Mons. Tomasi all'Ecosoc di Ginevra: sostenere programmi di salute pubblica nelle nazioni
povere è un imperativo etico prima che pratico
Garantire, nell’era della crisi economica globale, l’accesso a un’assistenza sanitaria
di base alle popolazioni dei Paesi poveri è un imperativo etico oltre che una lungimirante
scelta pratica. E’ una delle considerazioni dell’intervento che l’arcivescovo Silvano
Maria Tomasi ha tenuto ieri a Ginevra durante l’incontro del Consiglio economico e
sociale (Ecosoc) delle Nazioni Unite. Il rappresentante della Santa Sede all'Onu di
Ginevra ha fatto un quadro dell’attuale situazione di emergenza delle nazioni meno
sviluppate, sollecitando gli Stati ricchi ad intervenire in modo mirato. Il servizio
di Alessandro De Carolis: “Mentre gli
analisti discutono le cause della crisi, le conseguenze sociali delle nuove povertà,
la perdita di posti di lavoro, la malnutrizione e uno sviluppo soffocato si abbattono
sui gruppi più vulnerabili della popolazione e pertanto chiedono a risposte efficaci
e tempestive”. E’ un esordio senza giri di parole quello di mons. Tomasi all’Ecosoc
di Ginevra. Il presule, riecheggiando l’ultima Enciclica di Benedetto XVI, attribuisce
la crisi finanziaria ed economica che imperversa sul pianeta all’avidità” e alla “mancanza
di responsabilità etica”. In particolare, l’appuntamento gli esperti dell’Onu si sono
concentrati sulla questione della salute pubblica, in particolare nelle aree povere
del globo. La crisi globale che “continua senza sosta”, e che “si è esacerbata” -
afferma mons. Tomasi - per l’imperversare di pandemie, come quella provocata dal virus
A-H1N1, come pure per i problemi crescenti della sicurezza alimentare, dimostra -
ha osservato il presule - quanto sia stretto “il legame tra povertà e salute”. La
Delegazione della Santa Sede, ha proseguito, “prende atto con profonda preoccupazione”
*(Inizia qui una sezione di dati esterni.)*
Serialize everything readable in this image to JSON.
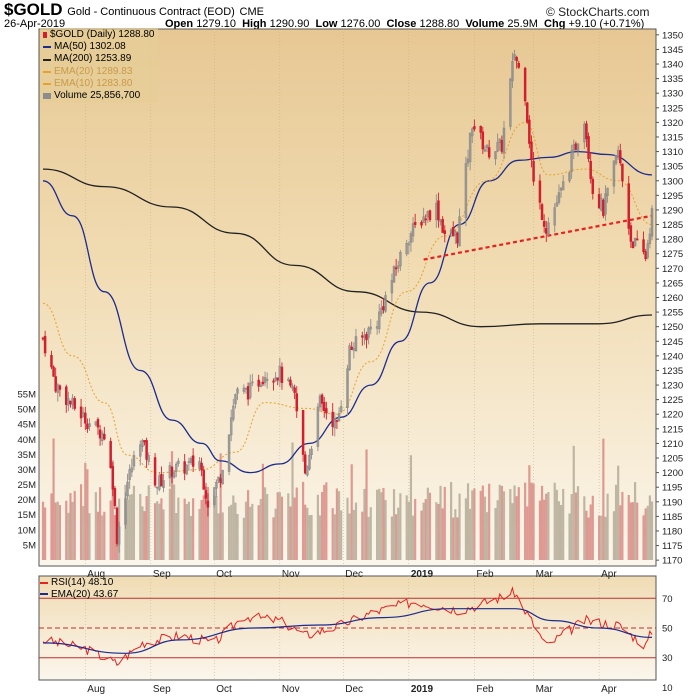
{
  "header": {
    "symbol": "$GOLD",
    "name": "Gold - Continuous Contract (EOD)",
    "exchange": "CME",
    "date": "26-Apr-2019",
    "brand": "© StockCharts.com",
    "open_label": "Open",
    "open": "1279.10",
    "high_label": "High",
    "high": "1290.90",
    "low_label": "Low",
    "low": "1276.00",
    "close_label": "Close",
    "close": "1288.80",
    "volume_label": "Volume",
    "volume": "25.9M",
    "chg_label": "Chg",
    "chg": "+9.10 (+0.71%)"
  },
  "legend": {
    "symbol_line": "$GOLD (Daily) 1288.80",
    "ma50": "MA(50) 1302.08",
    "ma200": "MA(200) 1253.89",
    "ema20": "EMA(20) 1289.83",
    "ema10": "EMA(10) 1283.80",
    "volume": "Volume 25,856,700"
  },
  "rsi_legend": {
    "rsi": "RSI(14) 48.10",
    "ema": "EMA(20) 43.67"
  },
  "colors": {
    "background": "#ffffff",
    "plot_bg_top": "#e7c894",
    "plot_bg_bottom": "#fbf6ec",
    "up": "#8c8c8c",
    "down": "#d21e2e",
    "ma50": "#1b2b8f",
    "ma200": "#222222",
    "ema": "#e8a030",
    "trendline": "#e82020",
    "rsi": "#e82020",
    "rsi_ema": "#1b2b8f",
    "rsi_band": "#c03030"
  },
  "chart_data": [
    {
      "type": "candlestick",
      "title": "$GOLD (Daily)",
      "x_labels": [
        "Aug",
        "Sep",
        "Oct",
        "Nov",
        "Dec",
        "2019",
        "Feb",
        "Mar",
        "Apr"
      ],
      "y_ticks": [
        1170,
        1175,
        1180,
        1185,
        1190,
        1195,
        1200,
        1205,
        1210,
        1215,
        1220,
        1225,
        1230,
        1235,
        1240,
        1245,
        1250,
        1255,
        1260,
        1265,
        1270,
        1275,
        1280,
        1285,
        1290,
        1295,
        1300,
        1305,
        1310,
        1315,
        1320,
        1325,
        1330,
        1335,
        1340,
        1345,
        1350
      ],
      "ylim": [
        1168,
        1352
      ],
      "close_path": [
        {
          "date": "2018-07-12",
          "close": 1246
        },
        {
          "date": "2018-07-18",
          "close": 1230
        },
        {
          "date": "2018-07-26",
          "close": 1223
        },
        {
          "date": "2018-08-03",
          "close": 1217
        },
        {
          "date": "2018-08-10",
          "close": 1213
        },
        {
          "date": "2018-08-14",
          "close": 1197
        },
        {
          "date": "2018-08-16",
          "close": 1178
        },
        {
          "date": "2018-08-21",
          "close": 1197
        },
        {
          "date": "2018-08-27",
          "close": 1212
        },
        {
          "date": "2018-09-04",
          "close": 1196
        },
        {
          "date": "2018-09-11",
          "close": 1201
        },
        {
          "date": "2018-09-18",
          "close": 1202
        },
        {
          "date": "2018-09-24",
          "close": 1204
        },
        {
          "date": "2018-09-28",
          "close": 1190
        },
        {
          "date": "2018-10-04",
          "close": 1199
        },
        {
          "date": "2018-10-11",
          "close": 1227
        },
        {
          "date": "2018-10-18",
          "close": 1228
        },
        {
          "date": "2018-10-25",
          "close": 1234
        },
        {
          "date": "2018-11-01",
          "close": 1234
        },
        {
          "date": "2018-11-08",
          "close": 1226
        },
        {
          "date": "2018-11-13",
          "close": 1200
        },
        {
          "date": "2018-11-20",
          "close": 1224
        },
        {
          "date": "2018-11-28",
          "close": 1216
        },
        {
          "date": "2018-12-04",
          "close": 1242
        },
        {
          "date": "2018-12-10",
          "close": 1246
        },
        {
          "date": "2018-12-17",
          "close": 1252
        },
        {
          "date": "2018-12-24",
          "close": 1266
        },
        {
          "date": "2018-12-31",
          "close": 1280
        },
        {
          "date": "2019-01-07",
          "close": 1287
        },
        {
          "date": "2019-01-14",
          "close": 1291
        },
        {
          "date": "2019-01-18",
          "close": 1282
        },
        {
          "date": "2019-01-24",
          "close": 1281
        },
        {
          "date": "2019-01-31",
          "close": 1320
        },
        {
          "date": "2019-02-07",
          "close": 1310
        },
        {
          "date": "2019-02-14",
          "close": 1312
        },
        {
          "date": "2019-02-20",
          "close": 1344
        },
        {
          "date": "2019-02-25",
          "close": 1330
        },
        {
          "date": "2019-03-01",
          "close": 1299
        },
        {
          "date": "2019-03-07",
          "close": 1284
        },
        {
          "date": "2019-03-14",
          "close": 1296
        },
        {
          "date": "2019-03-20",
          "close": 1310
        },
        {
          "date": "2019-03-25",
          "close": 1322
        },
        {
          "date": "2019-03-29",
          "close": 1297
        },
        {
          "date": "2019-04-03",
          "close": 1290
        },
        {
          "date": "2019-04-10",
          "close": 1310
        },
        {
          "date": "2019-04-16",
          "close": 1280
        },
        {
          "date": "2019-04-23",
          "close": 1274
        },
        {
          "date": "2019-04-26",
          "close": 1288.8
        }
      ],
      "ma50": [
        {
          "date": "2018-07-12",
          "value": 1300
        },
        {
          "date": "2018-07-26",
          "value": 1288
        },
        {
          "date": "2018-08-10",
          "value": 1262
        },
        {
          "date": "2018-08-27",
          "value": 1235
        },
        {
          "date": "2018-09-11",
          "value": 1218
        },
        {
          "date": "2018-09-25",
          "value": 1210
        },
        {
          "date": "2018-10-04",
          "value": 1204
        },
        {
          "date": "2018-10-18",
          "value": 1200
        },
        {
          "date": "2018-11-01",
          "value": 1203
        },
        {
          "date": "2018-11-15",
          "value": 1210
        },
        {
          "date": "2018-11-30",
          "value": 1219
        },
        {
          "date": "2018-12-14",
          "value": 1230
        },
        {
          "date": "2018-12-28",
          "value": 1245
        },
        {
          "date": "2019-01-11",
          "value": 1265
        },
        {
          "date": "2019-01-25",
          "value": 1285
        },
        {
          "date": "2019-02-08",
          "value": 1300
        },
        {
          "date": "2019-02-22",
          "value": 1307
        },
        {
          "date": "2019-03-08",
          "value": 1308
        },
        {
          "date": "2019-03-22",
          "value": 1310
        },
        {
          "date": "2019-04-05",
          "value": 1309
        },
        {
          "date": "2019-04-26",
          "value": 1302
        }
      ],
      "ma200": [
        {
          "date": "2018-07-12",
          "value": 1304
        },
        {
          "date": "2018-08-10",
          "value": 1298
        },
        {
          "date": "2018-09-11",
          "value": 1291
        },
        {
          "date": "2018-10-11",
          "value": 1282
        },
        {
          "date": "2018-11-08",
          "value": 1271
        },
        {
          "date": "2018-12-07",
          "value": 1262
        },
        {
          "date": "2019-01-07",
          "value": 1255
        },
        {
          "date": "2019-02-04",
          "value": 1250
        },
        {
          "date": "2019-03-04",
          "value": 1251
        },
        {
          "date": "2019-04-01",
          "value": 1251
        },
        {
          "date": "2019-04-26",
          "value": 1254
        }
      ],
      "ema20_approx": [
        {
          "date": "2018-07-12",
          "value": 1258
        },
        {
          "date": "2018-07-26",
          "value": 1240
        },
        {
          "date": "2018-08-10",
          "value": 1224
        },
        {
          "date": "2018-08-21",
          "value": 1206
        },
        {
          "date": "2018-09-04",
          "value": 1200
        },
        {
          "date": "2018-09-25",
          "value": 1201
        },
        {
          "date": "2018-10-11",
          "value": 1207
        },
        {
          "date": "2018-10-25",
          "value": 1224
        },
        {
          "date": "2018-11-13",
          "value": 1222
        },
        {
          "date": "2018-11-28",
          "value": 1220
        },
        {
          "date": "2018-12-14",
          "value": 1238
        },
        {
          "date": "2018-12-31",
          "value": 1262
        },
        {
          "date": "2019-01-18",
          "value": 1281
        },
        {
          "date": "2019-02-07",
          "value": 1300
        },
        {
          "date": "2019-02-25",
          "value": 1320
        },
        {
          "date": "2019-03-08",
          "value": 1302
        },
        {
          "date": "2019-03-25",
          "value": 1304
        },
        {
          "date": "2019-04-10",
          "value": 1300
        },
        {
          "date": "2019-04-26",
          "value": 1285
        }
      ],
      "trendline": [
        {
          "date": "2019-01-08",
          "value": 1273
        },
        {
          "date": "2019-04-26",
          "value": 1288
        }
      ]
    },
    {
      "type": "bar",
      "title": "Volume",
      "y_ticks_labels": [
        "5M",
        "10M",
        "15M",
        "20M",
        "25M",
        "30M",
        "35M",
        "40M",
        "45M",
        "50M",
        "55M"
      ],
      "ylim": [
        0,
        58
      ],
      "unit": "M"
    },
    {
      "type": "line",
      "title": "RSI(14)",
      "ylim": [
        15,
        85
      ],
      "y_ticks": [
        10,
        30,
        50,
        70
      ],
      "bands": [
        30,
        70
      ],
      "midline": 50,
      "rsi": [
        {
          "date": "2018-07-12",
          "value": 42
        },
        {
          "date": "2018-08-01",
          "value": 36
        },
        {
          "date": "2018-08-16",
          "value": 26
        },
        {
          "date": "2018-08-28",
          "value": 40
        },
        {
          "date": "2018-09-15",
          "value": 45
        },
        {
          "date": "2018-10-01",
          "value": 40
        },
        {
          "date": "2018-10-15",
          "value": 58
        },
        {
          "date": "2018-11-01",
          "value": 55
        },
        {
          "date": "2018-11-13",
          "value": 45
        },
        {
          "date": "2018-11-28",
          "value": 51
        },
        {
          "date": "2018-12-14",
          "value": 60
        },
        {
          "date": "2019-01-04",
          "value": 68
        },
        {
          "date": "2019-01-25",
          "value": 62
        },
        {
          "date": "2019-02-04",
          "value": 66
        },
        {
          "date": "2019-02-20",
          "value": 74
        },
        {
          "date": "2019-03-07",
          "value": 38
        },
        {
          "date": "2019-03-25",
          "value": 55
        },
        {
          "date": "2019-04-10",
          "value": 52
        },
        {
          "date": "2019-04-23",
          "value": 38
        },
        {
          "date": "2019-04-26",
          "value": 48.1
        }
      ],
      "ema20": [
        {
          "date": "2018-07-12",
          "value": 40
        },
        {
          "date": "2018-08-20",
          "value": 33
        },
        {
          "date": "2018-09-15",
          "value": 42
        },
        {
          "date": "2018-10-20",
          "value": 50
        },
        {
          "date": "2018-11-20",
          "value": 52
        },
        {
          "date": "2018-12-20",
          "value": 57
        },
        {
          "date": "2019-01-20",
          "value": 63
        },
        {
          "date": "2019-02-20",
          "value": 63
        },
        {
          "date": "2019-03-10",
          "value": 55
        },
        {
          "date": "2019-04-01",
          "value": 50
        },
        {
          "date": "2019-04-26",
          "value": 43.67
        }
      ]
    }
  ]
}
delle previsioni della Banca Mondiale, secondo la quale nel corso del 2009 aumenterà
da 53 a 65 milioni il numero delle persone “in condizioni di estrema povertà”, mentre
supererà il miliardo quello delle persone colpite da fame cronica, 800 milioni delle
quali concentrate - ha sottolineato mons. Tomasi - “nelle zone rurali dove la salute
pubblica è debole e dove sono urgenti iniziative innovative di assistenza sanitaria”. “Affrontare
questo problema - ha insistito - più ancora che una espressione di solidarietà, è
una questione di giustizia per superare la tentazione di ridurre i servizi pubblici
per un beneficio a breve termine contro un costo umano a lungo termine”. In particolare,
va risolto il problema delle donne che “continuano in molte regioni a ricevere un'assistenza
sanitaria di bassa qualità”. E qui, il rappresentante vaticano a Ginevra ha ricordato
l’impegno vasto e articolato della Chiesa in campo sanitario: essa, ha enumerato,
gestisce 5.378 ospedali, 18.088 cliniche, 15.448 case per anziani e disabili, e altri
programmi di assistenza sanitaria in tutto il mondo, ma soprattutto nelle aree più
isolate ed emarginate, specie “tra le persone che raramente hanno accesso alle cure
sanitarie fornite a livello nazionale, a livello provinciale o di distretto governativo”,
come sovente accade in Africa. Ma, ha lamentato mons. Tomasi,
il lavoro, molto spesso riconosciuto di eccellente qualità, svolto dalle strutture
sanitarie ecclesiali non riceve - come del resto accade per altre strutture
di tipo confessionale - una “quota equa delle risorse designate per sostenere a livello
mondiale, nazionale e locale, le iniziative sulla salute”. “In un mondo sempre
più interdipendente, dove anche malattie e virus non hanno confini, una maggiore cooperazione
globale - ha sostenuto il presule - diventa non solo una necessità pratica, ma - ancora
più importante - un imperativo etico di solidarietà". Dobbiamo essere "guidati dalla
migliore tradizione di assistenza sanitaria, che - ha concluso - rispetta e promuove
il diritto alla vita dal concepimento fino alla morte naturale per tutti, indipendentemente
da razza, disabilità, nazionalità, religione, sesso e stato socioeconomico”.